Am I the only woman on the planet who feels as though an alien parasite hijacked me during pregnancy (and beyond)? Don’t get me wrong – I loved being pregnant. I had no morning sickness at all and only late-stage and minimal reflux. I was privileged – I was very relaxed and unstressed, work-wise, throughout the experience. So what the hell?
Well, I’m a person who likes my personal space. Ok, hang on – that’s a mega understatement. I can’t cope without personal space! I get pissed off; I freak out and start throwing heavy objects around (chairs, tables – even my pitbull when she happens to be nearby).
Knowing this about myself I smugly thought I could handle the added pressures a child would bring. I went into pregnancy calmly and idealistically. All will be fine – ohmmmnnn. Bliss descended upon the earth while my newborn went through her initial “honeymoon” sleeping-all-day-and-night period. Then, the alien parasite awoke and the shit hit the fan. I can’t complain about sleep in the long run (by three months she was sleeping through from 6.00pm-7.00am with one feed in between). But in the short run my personal space went into orbit. Every moment of my day became dedicated to this bundle of “joy”. I’m not a pretty sight on a lack of sleep, but deprive me of my personal space, my “me” time, and I become Godzilla with PMS.
I was lucky to have an awesome partner who was a total second mommy. He took shifts when he found me looking for my mind in various unlikely places (the fridge, the toilet cistern, the dog’s bowl etc.). Without him, I would NOT have coped, for sure.

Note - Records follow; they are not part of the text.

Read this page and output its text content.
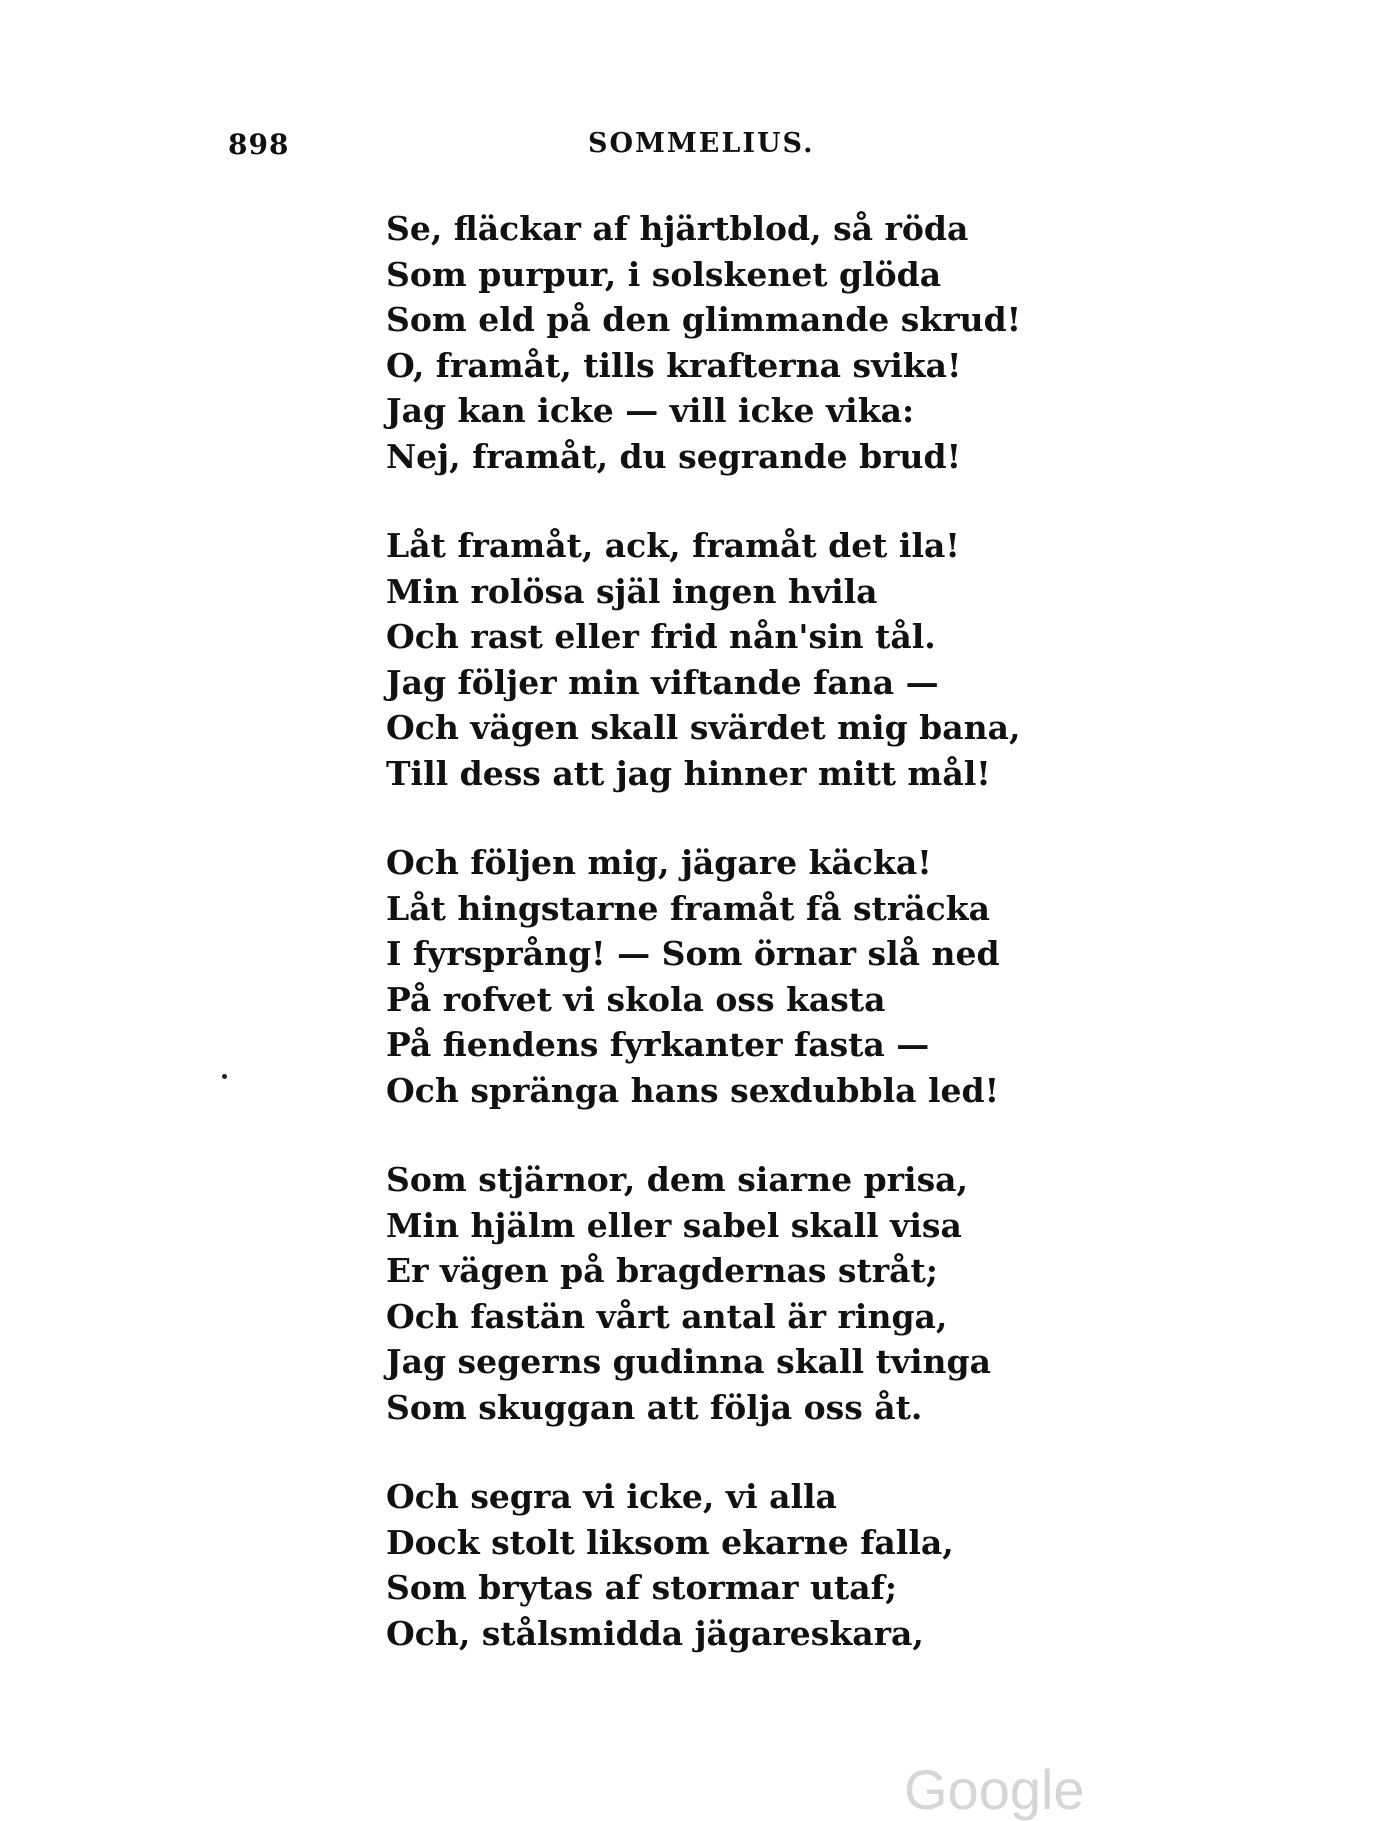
898	SOMMELIUS.
Se, fläckar af hjärtblod, så röda
Som purpur, i solskenet glöda
Som eld på den glimmande skrud!
O, framåt, tills krafterna svika!
Jag kan icke — vill icke vika:
Nej, framåt, du segrande brud!
Låt framåt, ack, framåt det ila!
Min rolösa själ ingen hvila
Och rast eller frid nån'sin tål.
Jag följer min viftande fana —
Och vägen skall svärdet mig bana,
Till dess att jag hinner mitt mål!
Och följen mig, jägare käcka!
Låt hingstarne framåt få sträcka
I fyrsprång! — Som örnar slå ned
På rofvet vi skola oss kasta
På fiendens fyrkanter fasta —
Och spränga hans sexdubbla led!
Som stjärnor, dem siarne prisa,
Min hjälm eller sabel skall visa
Er vägen på bragdernas stråt;
Och fastän vårt antal är ringa,
Jag segerns gudinna skall tvinga
Som skuggan att följa oss åt.
Och segra vi icke, vi alla
Dock stolt liksom ekarne falla,
Som brytas af stormar utaf;
Och, stålsmidda jägareskara,
Google
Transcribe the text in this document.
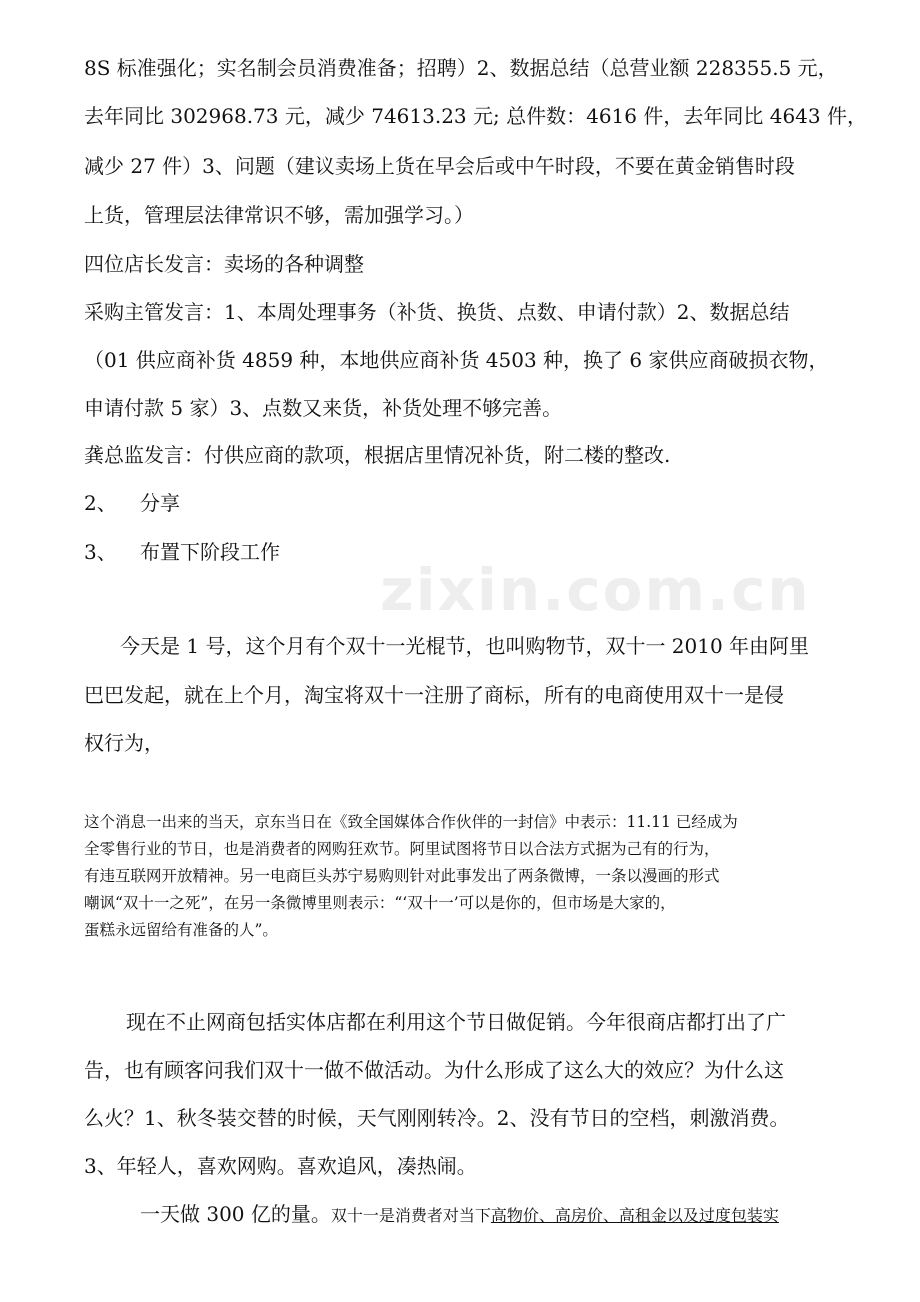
zixin.com.cn
8S 标准强化；实名制会员消费准备；招聘）2、数据总结（总营业额 228355.5 元，
去年同比 302968.73 元，减少 74613.23 元; 总件数：4616 件，去年同比 4643 件，
减少 27 件）3、问题（建议卖场上货在早会后或中午时段，不要在黄金销售时段
上货，管理层法律常识不够，需加强学习。）
四位店长发言：卖场的各种调整
采购主管发言：1、本周处理事务（补货、换货、点数、申请付款）2、数据总结
（01 供应商补货 4859 种，本地供应商补货 4503 种，换了 6 家供应商破损衣物，
申请付款 5 家）3、点数又来货，补货处理不够完善。
龚总监发言：付供应商的款项，根据店里情况补货，附二楼的整改.
2、 分享
3、 布置下阶段工作
今天是 1 号，这个月有个双十一光棍节，也叫购物节，双十一 2010 年由阿里
巴巴发起，就在上个月，淘宝将双十一注册了商标，所有的电商使用双十一是侵
权行为，
这个消息一出来的当天，京东当日在《致全国媒体合作伙伴的一封信》中表示：11.11 已经成为
全零售行业的节日，也是消费者的网购狂欢节。阿里试图将节日以合法方式据为己有的行为，
有违互联网开放精神。另一电商巨头苏宁易购则针对此事发出了两条微博，一条以漫画的形式
嘲讽“双十一之死”，在另一条微博里则表示：“‘双十一’可以是你的，但市场是大家的，
蛋糕永远留给有准备的人”。
现在不止网商包括实体店都在利用这个节日做促销。今年很商店都打出了广
告，也有顾客问我们双十一做不做活动。为什么形成了这么大的效应？为什么这
么火？1、秋冬装交替的时候，天气刚刚转冷。2、没有节日的空档，刺激消费。
3、年轻人，喜欢网购。喜欢追风，凑热闹。
一天做 300 亿的量。双十一是消费者对当下高物价、高房价、高租金以及过度包装实
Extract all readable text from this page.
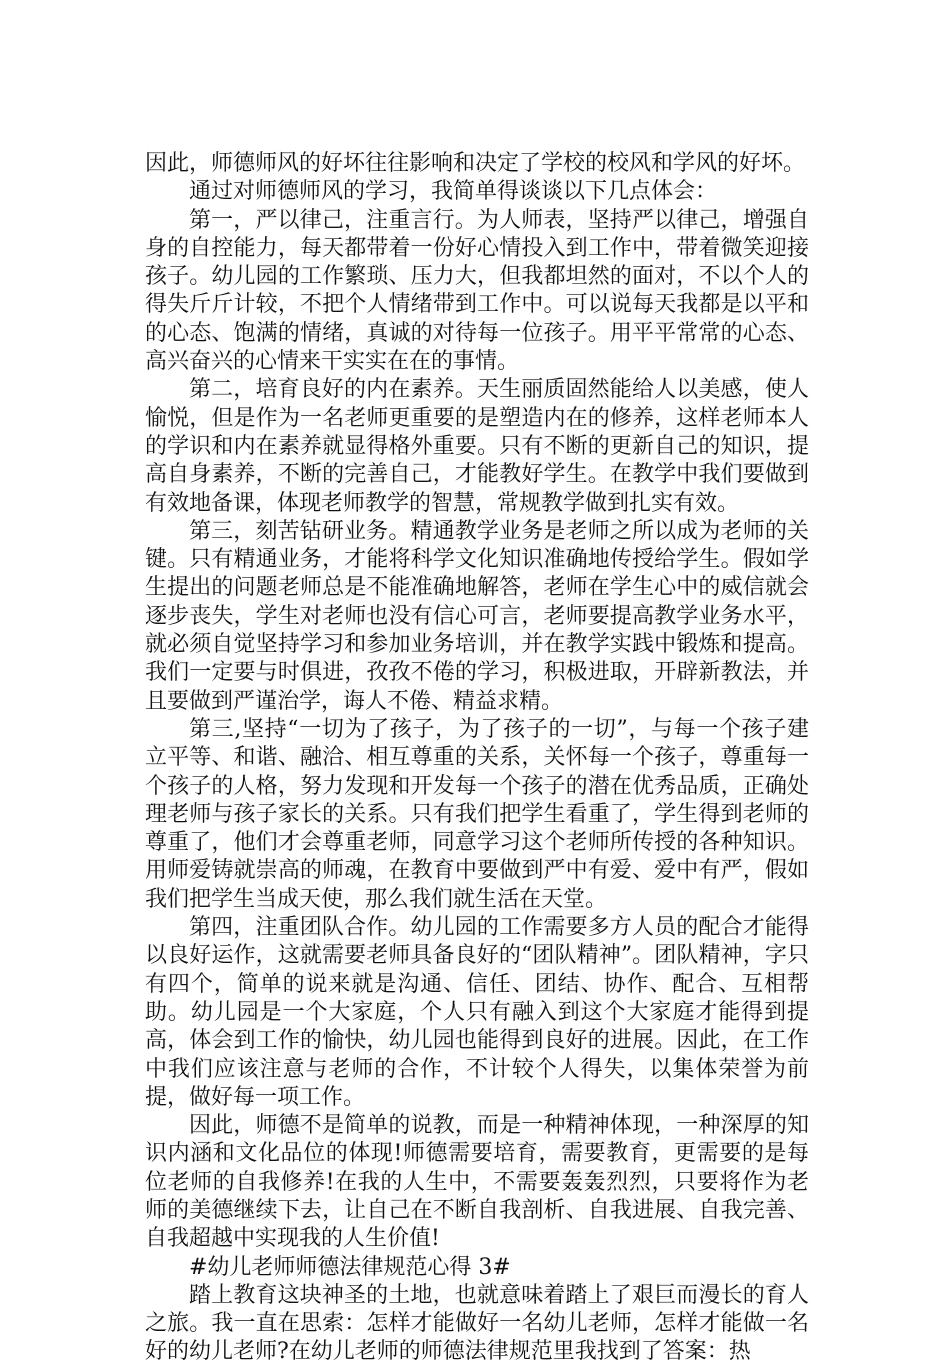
因此，师德师风的好坏往往影响和决定了学校的校风和学风的好坏。

通过对师德师风的学习，我简单得谈谈以下几点体会：

第一，严以律己，注重言行。为人师表，坚持严以律己，增强自身的自控能力，每天都带着一份好心情投入到工作中，带着微笑迎接孩子。幼儿园的工作繁琐、压力大，但我都坦然的面对，不以个人的得失斤斤计较，不把个人情绪带到工作中。可以说每天我都是以平和的心态、饱满的情绪，真诚的对待每一位孩子。用平平常常的心态、高兴奋兴的心情来干实实在在的事情。

第二，培育良好的内在素养。天生丽质固然能给人以美感，使人愉悦，但是作为一名老师更重要的是塑造内在的修养，这样老师本人的学识和内在素养就显得格外重要。只有不断的更新自己的知识，提高自身素养，不断的完善自己，才能教好学生。在教学中我们要做到有效地备课，体现老师教学的智慧，常规教学做到扎实有效。

第三，刻苦钻研业务。精通教学业务是老师之所以成为老师的关键。只有精通业务，才能将科学文化知识准确地传授给学生。假如学生提出的问题老师总是不能准确地解答，老师在学生心中的威信就会逐步丧失，学生对老师也没有信心可言，老师要提高教学业务水平，就必须自觉坚持学习和参加业务培训，并在教学实践中锻炼和提高。我们一定要与时俱进，孜孜不倦的学习，积极进取，开辟新教法，并且要做到严谨治学，诲人不倦、精益求精。

第三,坚持“一切为了孩子，为了孩子的一切”，与每一个孩子建立平等、和谐、融洽、相互尊重的关系，关怀每一个孩子，尊重每一个孩子的人格，努力发现和开发每一个孩子的潜在优秀品质，正确处理老师与孩子家长的关系。只有我们把学生看重了，学生得到老师的尊重了，他们才会尊重老师，同意学习这个老师所传授的各种知识。用师爱铸就崇高的师魂，在教育中要做到严中有爱、爱中有严，假如我们把学生当成天使，那么我们就生活在天堂。

第四，注重团队合作。幼儿园的工作需要多方人员的配合才能得以良好运作，这就需要老师具备良好的“团队精神”。团队精神，字只有四个，简单的说来就是沟通、信任、团结、协作、配合、互相帮助。幼儿园是一个大家庭，个人只有融入到这个大家庭才能得到提高，体会到工作的愉快，幼儿园也能得到良好的进展。因此，在工作中我们应该注意与老师的合作，不计较个人得失，以集体荣誉为前提，做好每一项工作。

因此，师德不是简单的说教，而是一种精神体现，一种深厚的知识内涵和文化品位的体现!师德需要培育，需要教育，更需要的是每位老师的自我修养!在我的人生中，不需要轰轰烈烈，只要将作为老师的美德继续下去，让自己在不断自我剖析、自我进展、自我完善、自我超越中实现我的人生价值!

#幼儿老师师德法律规范心得 3#

踏上教育这块神圣的土地，也就意味着踏上了艰巨而漫长的育人之旅。我一直在思索：怎样才能做好一名幼儿老师，怎样才能做一名好的幼儿老师?在幼儿老师的师德法律规范里我找到了答案：热
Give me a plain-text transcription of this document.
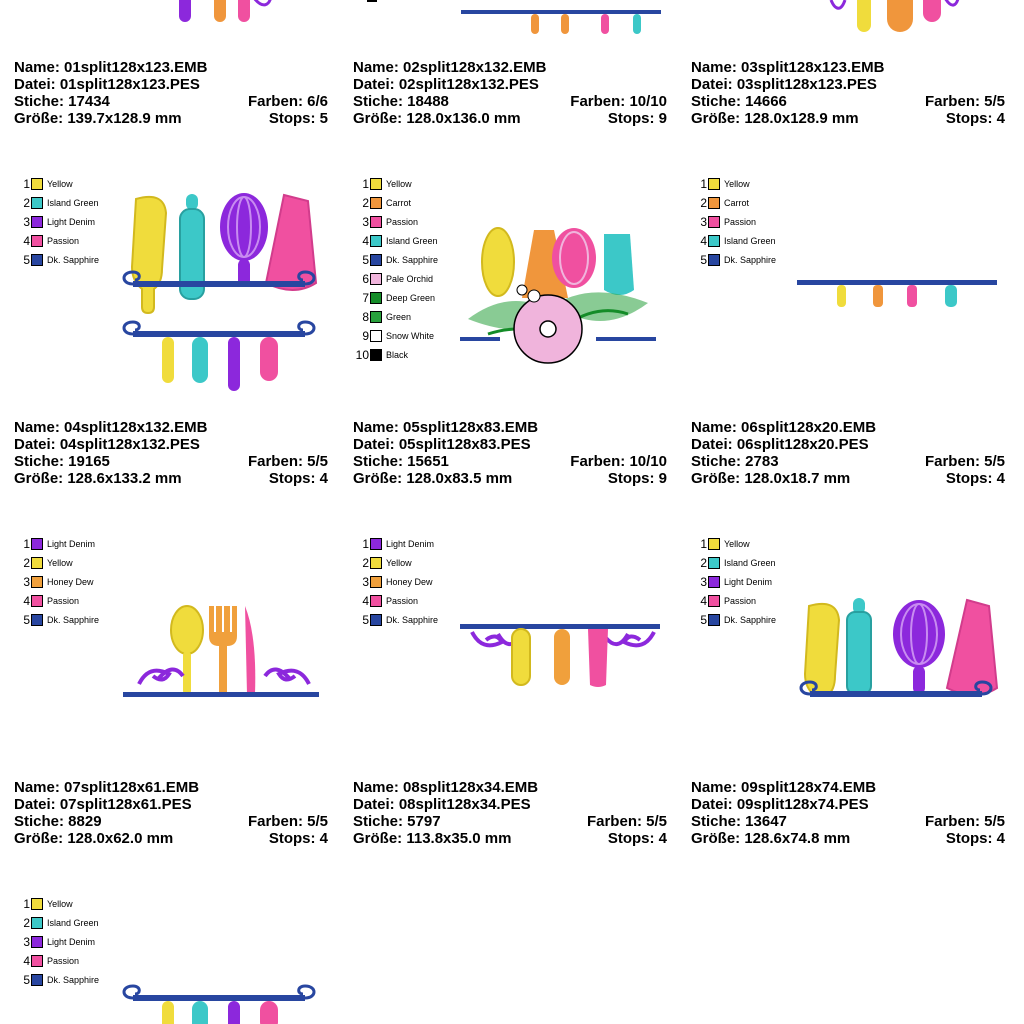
Name: 01split128x123.EMB
Datei: 01split128x123.PES
Stiche: 17434	Farben: 6/6
Größe: 139.7x128.9 mm	Stops: 5
Name: 02split128x132.EMB
Datei: 02split128x132.PES
Stiche: 18488	Farben: 10/10
Größe: 128.0x136.0 mm	Stops: 9
Name: 03split128x123.EMB
Datei: 03split128x123.PES
Stiche: 14666	Farben: 5/5
Größe: 128.0x128.9 mm	Stops: 4
1 Yellow
2 Island Green
3 Light Denim
4 Passion
5 Dk. Sapphire
1 Yellow
2 Carrot
3 Passion
4 Island Green
5 Dk. Sapphire
6 Pale Orchid
7 Deep Green
8 Green
9 Snow White
10 Black
1 Yellow
2 Carrot
3 Passion
4 Island Green
5 Dk. Sapphire
Name: 04split128x132.EMB
Datei: 04split128x132.PES
Stiche: 19165	Farben: 5/5
Größe: 128.6x133.2 mm	Stops: 4
Name: 05split128x83.EMB
Datei: 05split128x83.PES
Stiche: 15651	Farben: 10/10
Größe: 128.0x83.5 mm	Stops: 9
Name: 06split128x20.EMB
Datei: 06split128x20.PES
Stiche: 2783	Farben: 5/5
Größe: 128.0x18.7 mm	Stops: 4
1 Light Denim
2 Yellow
3 Honey Dew
4 Passion
5 Dk. Sapphire
1 Light Denim
2 Yellow
3 Honey Dew
4 Passion
5 Dk. Sapphire
1 Yellow
2 Island Green
3 Light Denim
4 Passion
5 Dk. Sapphire
Name: 07split128x61.EMB
Datei: 07split128x61.PES
Stiche: 8829	Farben: 5/5
Größe: 128.0x62.0 mm	Stops: 4
Name: 08split128x34.EMB
Datei: 08split128x34.PES
Stiche: 5797	Farben: 5/5
Größe: 113.8x35.0 mm	Stops: 4
Name: 09split128x74.EMB
Datei: 09split128x74.PES
Stiche: 13647	Farben: 5/5
Größe: 128.6x74.8 mm	Stops: 4
1 Yellow
2 Island Green
3 Light Denim
4 Passion
5 Dk. Sapphire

My freckle-faced, pigtailed beast (I assure you, it’s a fond nickname) is ten now. Somehow she’s still alive (as am I, and my tip-toeing pit). She is a delight to spend time with, and truly is the centre of my universe. But I can’t help looking back and realising that her “invading” of my world has changed EVERYTHING.
Swings and roundabouts
Mostly, I’m enriched by the experience of being a mom. However, I’ve also suffered a loss. A loss of my personal time and space. A loss of the dynamic between me and my then partner (having a child changes that dynamic subtly yet massively). Loss of my perceived wantonness (there’s nothing like being a mom to detract from your sexuality, even if it is only a personal perception). And a loss of freedom. I thank the many deities out there that my child can feed, bath and dress herself because I swear – if I had to do another dinner/bath/teeth/story-time “put down” EVER again, you’d find my story on #rabidwomanbitesownarmoff.
I’m guessing a lot of woman feel similarly but not without a truck load of guilt. It’s true that our kids are our most precious gifts. But there are other things in life that add to enrichment, fulfilment and self-actualisation and which don’t include cleaning up poo.
On reading this blog, a good friend of mine said: “What’s your point?” This, after wiping the tears from his eyes, which – being a man and all this being new to him – could just as easily have been tears of laughter, horror or pity.
The point is…
Well look – like others out there – I’m a very conscientious parent so take being a mom pretty seriously. It’s a given (as the moon orbits the earth), that my child will end up in therapy one day with the notion that I screwed up her life. But hey – I can put my hand on my heart and say that I truly did everything to give her the emotional love and support and the face-to-face time she needed from me.
I think my point was just to say that being a mom and being an individual are often opposite ends of the universe. They have enough conflicting interests between them to keep Darth and the Resistance in perpetual battle. I struggled a lot through her early years: I still do and still will, I suspect. I love her to death and I’d give my life for her, but I miss my “old” existence. Most of all, I miss my personal space and the freedom to do what I want to, when I want to.
Do you hear me sista? Or am I really the only rabid mother on the planet with a guilt truck parked on her front lawn?